Debatte über Atomausstieg im Deutschen Bundestag

Lange: „Ich freue mich, daß Barthle endlich Vernunft angenommen hat"

Der SPD-Bundestagsabgeordnete Christian Lange freut sich nach der Regierungserklärung von Bundeskanzlerin Angela Merkel in dieser Woche im Deutschen Bundestag über die 180-Grad-Wendung von CDU und FDP in der Energiepolitik.

„Ich freue mich, daß CDU und FDP und damit auch mein Kollege Norbert Barthle  endlich Vernunft angenommen haben und die von ihnen erst im vergangenen Jahr beschlossene Laufzeitverlängerung rückgängig machen wollen", so Lange.

Nach der Verabschiedung des Gesetzentwurfs zum Atomausstieg durch das Bundeskabinett am 6. Juni können jetzt die parlamentarischen Beratungen beginnen. Nach dem Auftakt zur parlamentarischen Behandlung sollen die Ausschussberatungen zu Atomausstieg und Energiewende bis zum 29. Juni abgeschlossen sein, so dass das Gesetzespaket am 30. Juni im Parlament bei der zweiten und dritten Lesung zur Abstimmung gestellt werden kann.

„Jetzt so zu tun, als sei erst durch die Katastrophe in Fukushima bekannt geworden, dass die Atomenergie nicht sicher ist, ist verlogen. Schon vor über 25 Jahren hat das Unglück in Tschernobyl auf das Brutalste deutlich gemacht, dass die Atomenergie eine hochgefährliche Technologie ist. Daher haben wir Sozialdemokraten unter Bundeskanzler Gerhard Schröder, zusammen mit den Grünen, den Atomausstieg beschlossen. Und ich erinnere mich noch sehr gut daran, wie wir von CDU und FDP dafür kritisiert wurden. Auch von meinem Kollegen Norbert Barthle", so Lange.

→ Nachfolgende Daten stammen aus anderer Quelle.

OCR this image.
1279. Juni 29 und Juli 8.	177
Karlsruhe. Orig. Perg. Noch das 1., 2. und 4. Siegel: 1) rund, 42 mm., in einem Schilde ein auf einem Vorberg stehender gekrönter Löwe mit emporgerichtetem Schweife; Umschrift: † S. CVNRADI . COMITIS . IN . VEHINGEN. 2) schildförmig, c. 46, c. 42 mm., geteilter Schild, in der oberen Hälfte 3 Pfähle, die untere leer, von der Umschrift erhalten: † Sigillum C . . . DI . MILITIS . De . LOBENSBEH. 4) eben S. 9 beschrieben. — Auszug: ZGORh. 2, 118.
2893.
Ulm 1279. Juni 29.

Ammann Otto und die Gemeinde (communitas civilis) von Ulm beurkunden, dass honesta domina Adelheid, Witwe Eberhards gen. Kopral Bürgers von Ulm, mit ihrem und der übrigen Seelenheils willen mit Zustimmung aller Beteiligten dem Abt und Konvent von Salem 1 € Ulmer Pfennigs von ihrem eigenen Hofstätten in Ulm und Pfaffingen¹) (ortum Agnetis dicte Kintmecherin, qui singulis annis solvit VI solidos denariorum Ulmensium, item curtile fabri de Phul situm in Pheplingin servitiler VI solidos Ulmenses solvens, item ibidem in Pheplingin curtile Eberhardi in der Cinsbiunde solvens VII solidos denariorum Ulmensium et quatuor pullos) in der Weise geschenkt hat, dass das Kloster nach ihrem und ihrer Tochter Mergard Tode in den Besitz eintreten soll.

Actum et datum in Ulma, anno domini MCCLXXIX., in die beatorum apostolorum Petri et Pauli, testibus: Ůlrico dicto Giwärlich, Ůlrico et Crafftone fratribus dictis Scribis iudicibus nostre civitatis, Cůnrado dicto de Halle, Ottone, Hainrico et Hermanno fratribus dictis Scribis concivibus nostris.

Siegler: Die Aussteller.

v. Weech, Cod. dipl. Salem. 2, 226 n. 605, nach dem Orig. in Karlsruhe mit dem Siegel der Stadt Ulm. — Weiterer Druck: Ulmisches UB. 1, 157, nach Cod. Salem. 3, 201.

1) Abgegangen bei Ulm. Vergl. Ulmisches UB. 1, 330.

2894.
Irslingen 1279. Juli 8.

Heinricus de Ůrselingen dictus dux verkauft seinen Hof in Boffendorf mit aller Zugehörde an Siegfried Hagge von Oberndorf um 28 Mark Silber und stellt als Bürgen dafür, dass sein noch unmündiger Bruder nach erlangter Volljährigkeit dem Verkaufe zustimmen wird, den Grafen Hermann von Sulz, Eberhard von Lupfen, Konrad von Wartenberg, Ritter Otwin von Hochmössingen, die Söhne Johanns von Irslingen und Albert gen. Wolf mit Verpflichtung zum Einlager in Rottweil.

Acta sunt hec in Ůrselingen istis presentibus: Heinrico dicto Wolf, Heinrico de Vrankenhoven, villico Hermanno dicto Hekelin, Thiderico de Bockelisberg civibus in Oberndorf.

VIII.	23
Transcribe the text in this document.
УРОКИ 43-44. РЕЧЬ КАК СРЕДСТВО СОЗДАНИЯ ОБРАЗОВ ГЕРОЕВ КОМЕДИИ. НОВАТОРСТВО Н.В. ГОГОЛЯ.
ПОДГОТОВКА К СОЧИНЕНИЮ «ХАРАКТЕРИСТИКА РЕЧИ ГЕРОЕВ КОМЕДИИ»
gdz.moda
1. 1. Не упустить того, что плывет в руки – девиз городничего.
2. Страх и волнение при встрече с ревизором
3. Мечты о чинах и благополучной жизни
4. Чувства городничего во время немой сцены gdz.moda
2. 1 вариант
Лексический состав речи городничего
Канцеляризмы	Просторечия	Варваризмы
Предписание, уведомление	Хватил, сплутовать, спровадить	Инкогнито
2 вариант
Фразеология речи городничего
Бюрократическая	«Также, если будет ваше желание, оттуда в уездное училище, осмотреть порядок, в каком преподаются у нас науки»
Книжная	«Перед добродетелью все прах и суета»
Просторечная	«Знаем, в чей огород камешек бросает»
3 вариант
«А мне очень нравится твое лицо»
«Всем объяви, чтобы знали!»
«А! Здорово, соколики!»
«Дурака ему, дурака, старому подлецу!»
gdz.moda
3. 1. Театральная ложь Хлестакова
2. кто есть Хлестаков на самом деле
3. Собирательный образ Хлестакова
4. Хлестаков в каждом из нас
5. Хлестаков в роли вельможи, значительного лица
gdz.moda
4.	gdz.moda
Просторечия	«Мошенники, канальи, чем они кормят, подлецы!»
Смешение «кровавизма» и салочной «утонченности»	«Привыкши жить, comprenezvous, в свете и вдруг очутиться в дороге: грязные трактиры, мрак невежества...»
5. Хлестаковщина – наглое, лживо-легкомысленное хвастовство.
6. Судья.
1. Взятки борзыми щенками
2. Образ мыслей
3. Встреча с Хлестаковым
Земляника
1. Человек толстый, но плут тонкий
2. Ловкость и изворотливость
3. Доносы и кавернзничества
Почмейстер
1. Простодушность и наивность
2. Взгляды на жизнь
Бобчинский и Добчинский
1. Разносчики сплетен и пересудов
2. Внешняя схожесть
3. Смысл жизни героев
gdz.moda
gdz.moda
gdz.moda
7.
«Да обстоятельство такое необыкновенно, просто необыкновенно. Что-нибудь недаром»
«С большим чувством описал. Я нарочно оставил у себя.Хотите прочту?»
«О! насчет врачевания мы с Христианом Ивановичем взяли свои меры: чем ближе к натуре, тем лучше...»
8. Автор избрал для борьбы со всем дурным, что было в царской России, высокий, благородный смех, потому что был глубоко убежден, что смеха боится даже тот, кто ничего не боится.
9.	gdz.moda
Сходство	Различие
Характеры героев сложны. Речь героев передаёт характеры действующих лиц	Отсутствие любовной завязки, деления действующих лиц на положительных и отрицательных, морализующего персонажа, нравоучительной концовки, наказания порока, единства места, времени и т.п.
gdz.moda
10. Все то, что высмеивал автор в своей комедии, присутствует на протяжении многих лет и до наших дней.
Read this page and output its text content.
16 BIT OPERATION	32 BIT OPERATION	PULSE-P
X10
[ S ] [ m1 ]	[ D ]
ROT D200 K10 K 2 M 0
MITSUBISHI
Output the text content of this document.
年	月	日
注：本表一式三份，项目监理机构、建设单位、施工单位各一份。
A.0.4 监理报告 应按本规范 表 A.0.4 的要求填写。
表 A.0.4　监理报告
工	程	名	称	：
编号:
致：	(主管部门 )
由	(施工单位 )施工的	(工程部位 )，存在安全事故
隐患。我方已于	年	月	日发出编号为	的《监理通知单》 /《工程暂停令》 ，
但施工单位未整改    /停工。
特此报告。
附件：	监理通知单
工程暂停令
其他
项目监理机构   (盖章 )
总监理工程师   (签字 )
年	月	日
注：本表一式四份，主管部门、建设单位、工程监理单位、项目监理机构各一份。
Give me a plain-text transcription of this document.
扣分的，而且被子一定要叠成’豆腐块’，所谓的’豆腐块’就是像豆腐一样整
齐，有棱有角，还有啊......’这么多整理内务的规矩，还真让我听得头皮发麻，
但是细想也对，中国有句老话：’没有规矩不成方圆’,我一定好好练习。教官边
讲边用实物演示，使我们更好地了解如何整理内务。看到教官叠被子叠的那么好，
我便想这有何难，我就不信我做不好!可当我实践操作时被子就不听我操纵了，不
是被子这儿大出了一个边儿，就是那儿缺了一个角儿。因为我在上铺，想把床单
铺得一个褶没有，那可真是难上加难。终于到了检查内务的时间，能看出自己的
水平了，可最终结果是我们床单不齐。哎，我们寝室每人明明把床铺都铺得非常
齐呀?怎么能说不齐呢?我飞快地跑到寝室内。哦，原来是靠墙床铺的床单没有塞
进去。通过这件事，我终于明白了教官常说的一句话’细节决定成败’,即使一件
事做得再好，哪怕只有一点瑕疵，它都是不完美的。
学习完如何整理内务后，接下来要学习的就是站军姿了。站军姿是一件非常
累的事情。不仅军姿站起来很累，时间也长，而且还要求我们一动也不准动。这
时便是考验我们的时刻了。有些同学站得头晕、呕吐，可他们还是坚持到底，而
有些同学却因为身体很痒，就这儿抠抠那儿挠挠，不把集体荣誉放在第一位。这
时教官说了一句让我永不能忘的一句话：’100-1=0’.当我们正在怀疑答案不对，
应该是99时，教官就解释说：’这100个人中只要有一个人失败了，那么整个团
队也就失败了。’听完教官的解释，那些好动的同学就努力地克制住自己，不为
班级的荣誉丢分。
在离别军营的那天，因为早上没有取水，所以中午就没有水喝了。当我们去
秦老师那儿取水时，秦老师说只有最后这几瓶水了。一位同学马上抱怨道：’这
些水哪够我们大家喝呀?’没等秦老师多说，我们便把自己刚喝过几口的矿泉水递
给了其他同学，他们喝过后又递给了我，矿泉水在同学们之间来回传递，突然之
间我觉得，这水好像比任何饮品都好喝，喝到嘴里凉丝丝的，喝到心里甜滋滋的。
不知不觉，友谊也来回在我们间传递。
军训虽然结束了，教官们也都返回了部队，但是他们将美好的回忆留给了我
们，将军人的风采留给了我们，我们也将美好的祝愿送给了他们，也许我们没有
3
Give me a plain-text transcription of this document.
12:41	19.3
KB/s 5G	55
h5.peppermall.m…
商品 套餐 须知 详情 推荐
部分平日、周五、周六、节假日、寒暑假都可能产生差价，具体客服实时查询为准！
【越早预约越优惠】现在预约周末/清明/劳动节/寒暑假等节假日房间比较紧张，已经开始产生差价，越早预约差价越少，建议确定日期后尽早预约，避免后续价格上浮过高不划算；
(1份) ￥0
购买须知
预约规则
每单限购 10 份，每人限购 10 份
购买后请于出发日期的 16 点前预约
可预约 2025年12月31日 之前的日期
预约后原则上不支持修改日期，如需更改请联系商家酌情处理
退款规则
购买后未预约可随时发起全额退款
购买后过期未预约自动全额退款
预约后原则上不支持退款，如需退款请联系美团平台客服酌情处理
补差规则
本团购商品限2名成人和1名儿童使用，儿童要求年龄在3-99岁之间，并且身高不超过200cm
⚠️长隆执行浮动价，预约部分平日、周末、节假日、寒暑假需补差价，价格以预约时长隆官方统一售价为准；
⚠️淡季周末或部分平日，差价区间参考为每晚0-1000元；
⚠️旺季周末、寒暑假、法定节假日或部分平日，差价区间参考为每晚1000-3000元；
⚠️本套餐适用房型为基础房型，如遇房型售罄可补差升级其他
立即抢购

„So schrieb Norbert Barthle beispielsweise am 26.06.2007 in der Backnanger Kreiszeitung über die Ablehnung der Atomenergie durch die SPD: „Ich hatte gehofft, dass die Sozialdemokraten nach der Befreiung von den Grünen sich wieder zu einer vernünftigen, rationalen Betrachtungsweise durchringen würden. Aber die offizielle Haltung, verkörpert durch Umweltminister Gabriel, ist in dieser Frage mindestens ebenso radikal wie es die Grünen jemals waren". Schon vor vier Jahren hat Barthle vernünftig sein mit radikal verwechselt. Und wir wären alle froh, wenn beispielsweise auch in Japan die Politiker so „radikal" gewesen wären. Dann wäre uns diese riesige Katastrophe erspart geblieben", so Lange.

„Barthle sagte darüber hinaus: „Aber nach wie vor will es mir nicht in den Kopf, warum es vernünftig sein soll, die sichersten Kernkraftwerke der Welt Jahrzehnte vor dem Ablauf ihrer Nutzbarkeit aus ausschließlich ideologischen Gründen abzuschalten". Da möchte ich nur darauf verweisen, dass es das über die japanischen Atomkraftwerke auch immer hieß", so Lange weiter.

„Noch im vergangenen Jahr setzte sich Barthle aktiv für die Laufzeitverlängerung der Atomkraftwerke ein. Zitat: „Eine Abschaltung der 17 Kernkraftwerke bis zum Jahr 2030 ist deshalb nicht verantwortbar, weil Wind- und Sonnenenergie von Wetterlagen stark abhängig und nicht speicherbar sind" (BKZ vom 5.3.2010). Die rot-grüne Bundesregierung hatte mit dem Atomausstieg, das von der Mehrheit der Bürgerinnen und Bürger unterstützt wurde, die Trendwende hin zum Zeitalter der erneuerbaren Energien eingeleitet. Wenn sich CDU und FDP mit der gleichen Verve für die erneuerbaren Energien eingesetzt hätten wie für die Atomlobby, wären wir in Deutschland ein ganzes Stück weiter. Aber trotzdem freue ich mich natürlich, dass CDU und FDP endlich erkannt haben, dass sie auf dem Holzweg sind. Gut, daß sie nun ihr Irrtumsbereinigungsgesetz, sprich den Atomausstieg, 25 Jahre zu spät auf den Weg bringen", so Lange.